O fato de o donanemab ser projetado para ser interrompido quando os pacientes atingem um certo nível de depuração amiloide o diferencia do Leqembi. O médico Lawrence Honig, professor de neurologia no Irving Medical Center da Universidade de Columbia, que ainda não tinha visto os resultados completos do donanemab, argumentou que é científica e clinicamente “irrealista pensar que o processo de Alzheimer será interrompido por seis a 18 meses de tratamento com anticorpos .”

“O Alzheimer é uma doença crônica que envolve o acúmulo lento e gradual de formas beta-amilóides no cérebro”, escreveu ele à CNN por e-mail. “Não é provável que a remoção de placas ao longo de alguns meses impeça a progressão do processo da doença.”

Além disso, Honig, que presta consultoria para empresas como Eisai, Biogen e Lilly e faz pesquisas clínicas sobre medicamentos para Alzheimer, disse que pode ser difícil usar donanemab por um longo prazo, porque muitos pacientes desenvolvem uma resposta imune contra ele na forma de antidroga. anticorpos. Essa resposta imune também ocorre com o Leqembi, disse Honig, mas observou que ela “ocorre de maneira muito mais proeminente” com o donanemab.

Uma limitação do estudo donanemab, argumentaram os pesquisadores nos editoriais, era que a maioria dos pacientes era branca – cerca de 90%.

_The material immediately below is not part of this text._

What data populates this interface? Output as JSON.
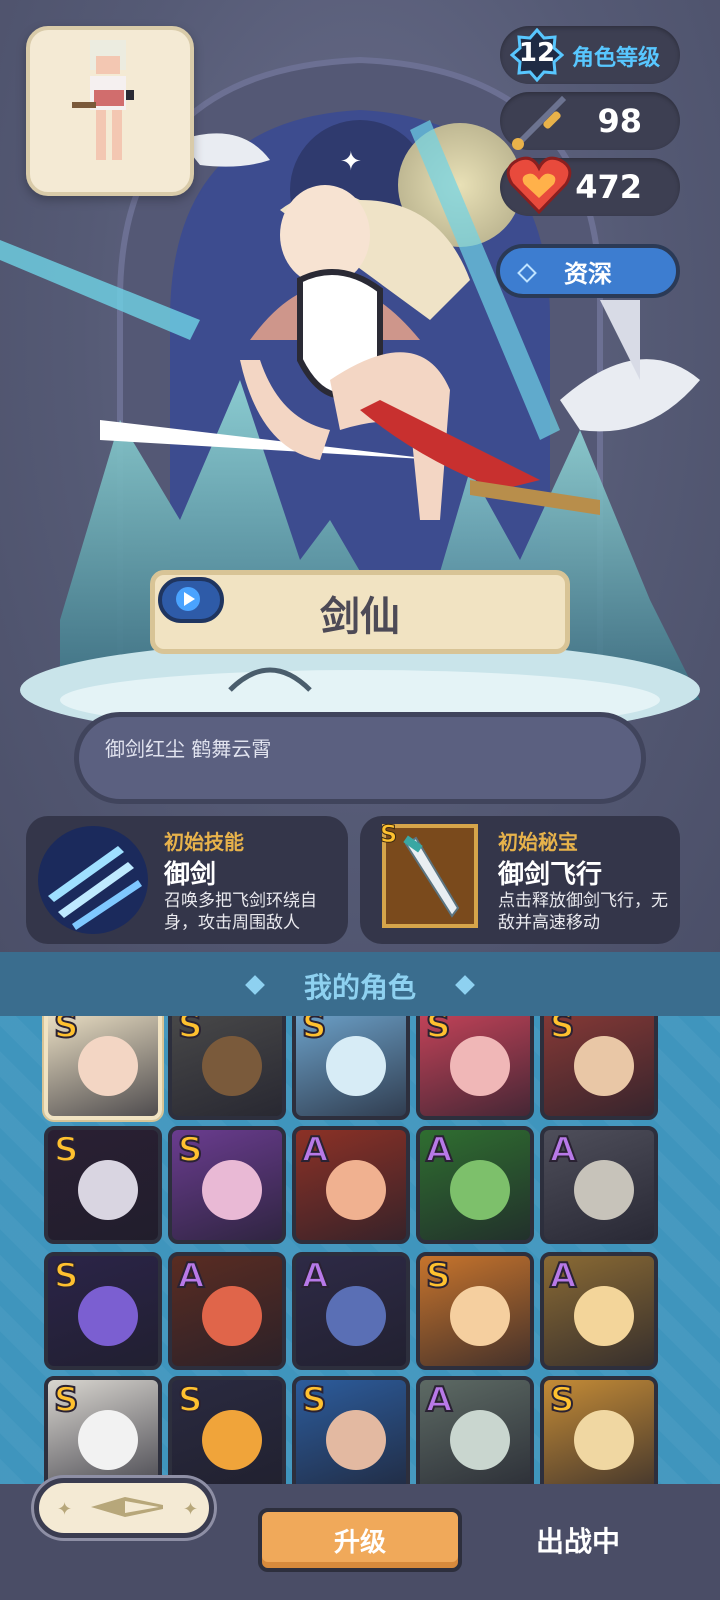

“Os fardos relacionados à demência são sentidos de forma desproporcional em comunidades historicamente marginalizadas porque as desigualdades estruturais enraizadas no racismo, xenofobia e sexismo aumentam os fatores de risco para comprometimento cognitivo, aumentam as barreiras ao diagnóstico e reduzem o acesso aos cuidados”, escreveram Manly e Deters. “Tem sido desencorajador que recentes ensaios clínicos de anticorpos monoclonais de eliminação de amiloide não tenham conseguido atingir as metas de inclusão de grupos minoritários”.

A fabricante Lilly disse que mais de um quarto das pessoas selecionadas para o teste eram membros de grupos minoritários, mas menos pessoas que eram negras ou hispânicas tiveram exames positivos confirmando que tinham proteínas amiloides e tau necessárias para ingressar no estudo.

A empresa disse em comunicado que há necessidade de mais estudos para entender o motivo e prometeu que está “comprometida em identificar e implementar soluções que resultarão em representação diversificada, melhorarão a equidade na saúde e gerarão evidências para apoiar melhores resultados para os pacientes”.

Mesmo com os muitos questionamentos sobre a magnitude do benefício dos novos medicamentos, seu custo, segurança e complexidade de administração, para alguns pacientes, eles representam uma das coisas mais importantes que existem: a esperança.

“Quando recebemos nosso diagnóstico, muitas coisas passam por nossas mentes – e não é apenas como essa doença afetará minha família e a mim, mas que realmente não há esperança para o nosso futuro”, disse Joe Montminy, que no 59 está vivendo com Alzheimer de início mais jovem. “E com esses tratamentos, agora temos esperança, a esperança de que um desses tratamentos possa nos ajudar.”